AgentSkillsCN

github-repository-data-collector

当用户需要从GitHub收集特定仓库信息,以进行分析、报告或存档时,此技能会使用仓库ID从GitHub API获取仓库数据,提取关键指标(名称、所有者、星标数、fork次数、创建时间、描述、语言、URL),对缺失或无法访问的仓库进行优雅跳过,并将格式化后的数据以指定结构保存为JSON文件。触发条件包括GitHub仓库数据收集、里程碑式仓库追踪、从GitHub获取API数据、创建包含仓库指标的JSON文件。

SKILL.md
--- frontmatter
name: github-repository-data-collector
description: When the user needs to collect specific repository information from GitHub for analysis, reporting, or archival purposes. This skill fetches repository data from the GitHub API using repository IDs, extracts key metrics (name, owner, stars, forks, creation time, description, language, URL), handles missing/inaccessible repositories gracefully by skipping them, and saves the formatted data to a JSON file with specified structure.
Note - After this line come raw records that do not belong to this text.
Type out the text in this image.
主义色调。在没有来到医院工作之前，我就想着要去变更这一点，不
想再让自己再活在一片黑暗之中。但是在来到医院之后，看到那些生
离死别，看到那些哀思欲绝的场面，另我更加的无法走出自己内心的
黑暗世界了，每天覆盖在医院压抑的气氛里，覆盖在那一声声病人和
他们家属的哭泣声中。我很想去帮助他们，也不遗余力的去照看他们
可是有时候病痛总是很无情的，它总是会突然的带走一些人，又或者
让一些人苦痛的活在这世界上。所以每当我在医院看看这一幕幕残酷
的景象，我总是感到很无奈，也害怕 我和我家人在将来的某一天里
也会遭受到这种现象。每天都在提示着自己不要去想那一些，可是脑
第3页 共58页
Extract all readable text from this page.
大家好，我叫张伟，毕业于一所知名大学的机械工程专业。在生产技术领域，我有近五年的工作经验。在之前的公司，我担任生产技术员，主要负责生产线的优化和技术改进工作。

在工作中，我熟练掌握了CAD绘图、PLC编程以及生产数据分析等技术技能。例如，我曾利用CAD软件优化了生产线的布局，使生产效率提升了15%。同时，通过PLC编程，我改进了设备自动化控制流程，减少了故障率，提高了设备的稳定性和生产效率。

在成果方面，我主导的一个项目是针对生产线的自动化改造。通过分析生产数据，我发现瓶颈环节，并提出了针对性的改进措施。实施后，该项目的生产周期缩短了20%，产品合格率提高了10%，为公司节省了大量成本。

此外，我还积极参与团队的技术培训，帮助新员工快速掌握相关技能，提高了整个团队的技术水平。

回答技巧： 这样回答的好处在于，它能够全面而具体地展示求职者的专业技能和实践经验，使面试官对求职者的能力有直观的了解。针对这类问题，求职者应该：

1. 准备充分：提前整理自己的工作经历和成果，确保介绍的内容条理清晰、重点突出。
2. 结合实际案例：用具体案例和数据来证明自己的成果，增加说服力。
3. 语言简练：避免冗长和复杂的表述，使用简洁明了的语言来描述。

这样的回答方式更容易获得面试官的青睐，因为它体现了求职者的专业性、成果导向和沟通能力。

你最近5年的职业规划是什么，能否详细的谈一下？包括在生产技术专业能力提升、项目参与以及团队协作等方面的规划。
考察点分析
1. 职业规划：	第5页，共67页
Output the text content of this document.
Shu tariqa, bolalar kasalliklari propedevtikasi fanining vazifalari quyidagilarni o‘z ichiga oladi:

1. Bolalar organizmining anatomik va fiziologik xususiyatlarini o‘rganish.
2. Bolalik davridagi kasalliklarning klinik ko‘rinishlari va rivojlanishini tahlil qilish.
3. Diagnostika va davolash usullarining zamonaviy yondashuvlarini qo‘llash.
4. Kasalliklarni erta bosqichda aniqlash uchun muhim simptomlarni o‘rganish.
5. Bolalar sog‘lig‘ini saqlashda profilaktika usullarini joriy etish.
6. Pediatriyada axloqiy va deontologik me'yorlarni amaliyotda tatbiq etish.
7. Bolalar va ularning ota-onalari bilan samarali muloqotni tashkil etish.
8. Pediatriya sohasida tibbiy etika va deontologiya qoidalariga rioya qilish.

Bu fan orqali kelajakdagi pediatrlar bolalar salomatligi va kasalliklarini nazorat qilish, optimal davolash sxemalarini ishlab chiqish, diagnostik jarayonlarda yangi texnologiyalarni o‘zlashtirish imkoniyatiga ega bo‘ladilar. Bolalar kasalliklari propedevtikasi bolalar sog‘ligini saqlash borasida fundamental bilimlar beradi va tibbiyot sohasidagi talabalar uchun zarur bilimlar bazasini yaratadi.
Triggers include GitHub repository data collection, milestone repository tracking, API data fetching from GitHub, JSON file creation with repository metrics.

Instructions

Objective

Collect specific GitHub repository information by ID from the GitHub API, extract defined metrics, and save the results to a structured JSON file. Skip any repositories that are inaccessible.

Core Workflow

  1. Parse the Request: Identify the target repository IDs and the desired output file name (default: github_info.json). The user may specify these directly or imply them through context (e.g., "collect info for repos 1, 1000, 1000000").

  2. Fetch Data: For each repository ID, call the GitHub API endpoint: GET https://api.github.com/repositories/{ID}.

    • Use the fetch-fetch_json tool.
    • Error Handling: If the API returns an error (e.g., 404), log a note and skip this repository. Do not include it in the final output.
  3. Transform Data: For each successful API response, extract the following fields and map them to the specified JSON keys:

    • repo_name -> name
    • owner -> owner.login
    • star_count -> stargazers_count (integer)
    • fork_count -> forks_count (integer)
    • creation_time -> created_at (ISO 8601 format, ensure it ends with 'Z')
    • description -> description (can be null)
    • language -> language (can be null)
    • repo_url -> html_url
  4. Build Output Structure: Construct a JSON object where the top-level keys are the repository IDs (as strings). The value for each key is an object containing the 8 key-value pairs defined above.

  5. Save File: Write the final, formatted JSON object to the specified file path using filesystem-write_file. Use proper JSON formatting with indentation for readability.

  6. Summarize: Provide a concise summary to the user, confirming the file was saved and listing which repositories were successfully collected and which were skipped.

Key Constraints & Notes

  • Output Format: The JSON must strictly follow the structure: { "<repo_id>": { "key_0": "value", ... } }.
  • Skipping Repos: Only include data for repositories that return a successful API response. Do not create placeholder entries for failed requests.
  • Data Types: Ensure star_count and fork_count are integers. Preserve null values for description and language if the API provides them.
  • Idempotency: The skill can be run multiple times; it will overwrite the specified output file.

Example

User Request: "Collect info for repos 1, 1000, and 1000000, save to milestones.json." Agent Action: Fetches data for IDs 1, 1000, 1000000. If repo 1000 fails, the final milestones.json will only contain keys "1" and "1000000".